對 AI 有興趣的我, 其實比較喜歡研究 model 的原理, 對於資料的處理沒興趣. 不過偶爾要用到某個語法, 卻又記不起來的話, 還是會有點傷腦筋! 所以筆記一下加深印象. 以後也好查詢.
- dataframe 轉 dataset
def df_to_dataset(dataframe):
dataframe = dataframe.copy()
labels = dataframe.pop('your target')
ds = tf.data.Dataset.from_tensor_slices((dict(dataframe), labels))
return ds
2. Categorical 轉 Numeral (one-hot)
from tensorflow import feature_column as fc
# invest_df is predefined dataframe
A = ['stock','bond','ETF']
B = []
for C in A:
D = invest_df[C].unique()
E = fc.categorical_column_with_vocabulary_list(C, D)
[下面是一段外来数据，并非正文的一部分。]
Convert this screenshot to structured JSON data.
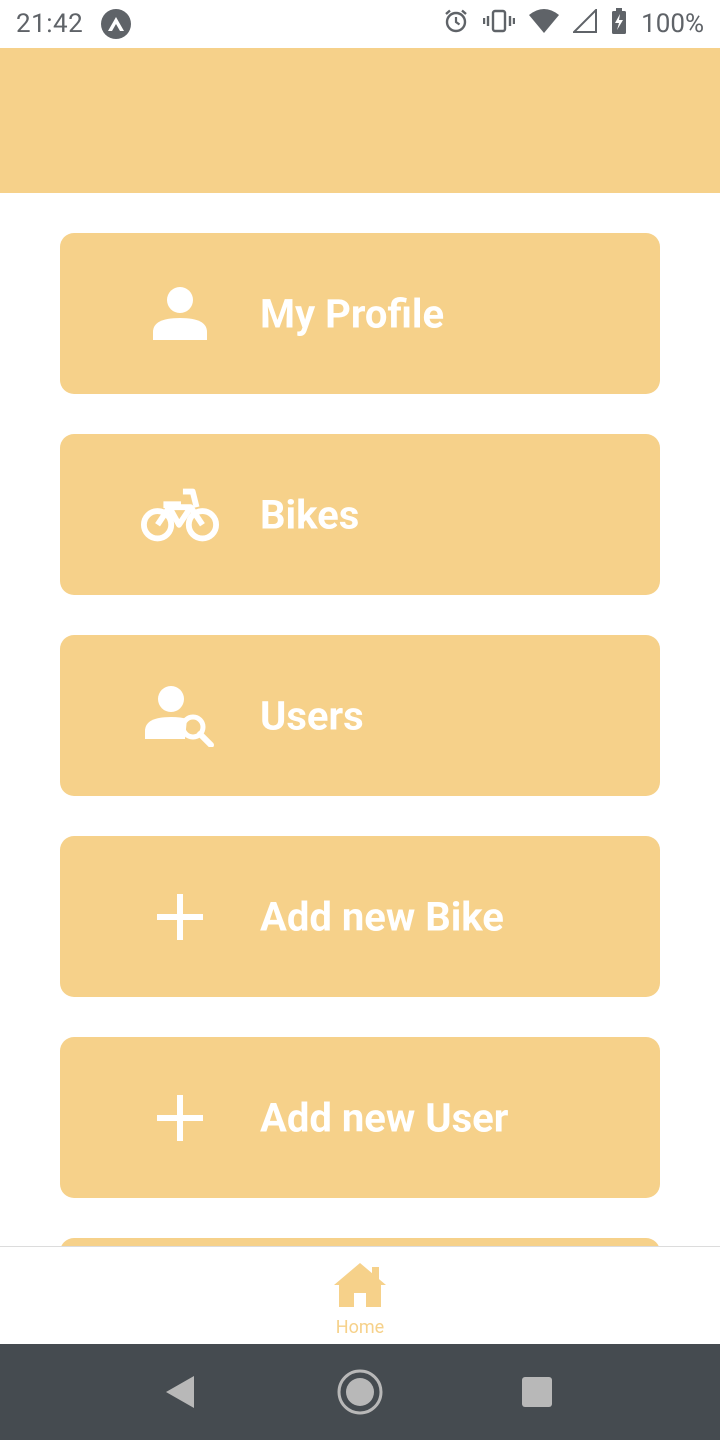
{
  "status_bar": {
    "time": "21:42",
    "battery": "100%",
    "icons": [
      "expo-icon",
      "alarm-icon",
      "vibrate-icon",
      "wifi-icon",
      "signal-icon",
      "battery-charging-icon"
    ]
  },
  "menu": {
    "items": [
      {
        "label": "My Profile",
        "icon": "person-icon"
      },
      {
        "label": "Bikes",
        "icon": "bike-icon"
      },
      {
        "label": "Users",
        "icon": "user-search-icon"
      },
      {
        "label": "Add new Bike",
        "icon": "plus-icon"
      },
      {
        "label": "Add new User",
        "icon": "plus-icon"
      }
    ]
  },
  "tab_bar": {
    "home_label": "Home"
  },
  "colors": {
    "accent": "#f6d18a",
    "nav_bar": "#454b50",
    "text_on_accent": "#ffffff"
  }
}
F = fc.indicator_column(E)
B.append(F)
3. Bucketized 轉 numerical
G = fc.numeric_column("net_asset")
# Bucketized cols
H = fc.bucketized_column(G, boundaries=[10, 20, 30, 40, 50, 60, 80, 100]) # in million USD
B.append(H)
4. Feature Cross (Bucketized + Categorical)
I = invest_df['FATFIRE_proximity'].unique()
J = fc.categorical_column_with_vocabulary_list('FATFIRE_proximity',I)
crossed_feature = fc.crossed_column([H, I],hash_bucket_size=1000)
crossed_feature = fc.indicator_column(crossed_feature)
B.append(crossed_feature)
5. 實際運用
# input_dim = 上述的 feature 個數, 此時 = 8
# 假設下一層是 12 nodes.
# 8 x 12 是 fully connected.
feature_layer = tf.keras.layers.DenseFeatures(B, dtype='float64')
model = tf.keras.Sequential([
feature_layer,
layers.Dense(12, input_dim=8, activation='relu'),
layers.Dense(8, activation='relu'),
layers.Dense(1, activation='linear', name='your target')
])
6. 產生新的 Bucketetized feature 做成 Feature Cross
M = np.linspace(0, 1, nbuckets).tolist()
N = np.linspace(0, 1, nbuckets).tolist()
OP = fc.bucketized_column(B['OPEN_PRICE'], M)
CP = fc.bucketized_column(B['CLOSE_PRICE'], M)
OV = fc.bucketized_column(B['OPEN_VOL'], N)
CV = fc.bucketized_column(B['CLOSE_VOL'], N)
OO = fc.crossed_column([OP, OV], nbuckets * nbuckets)
CC = fc.crossed_column([CP, CV], nbuckets * nbuckets)
new_bucket_cross_feature = fc.crossed_column([OO, CC], nbuckets ** 4)
7. 畫出酷炫流程圖並存檔
tf.keras.utils.plot_model(model, 'model.png', show_shapes=False, rankdir='LR') # or 'TB'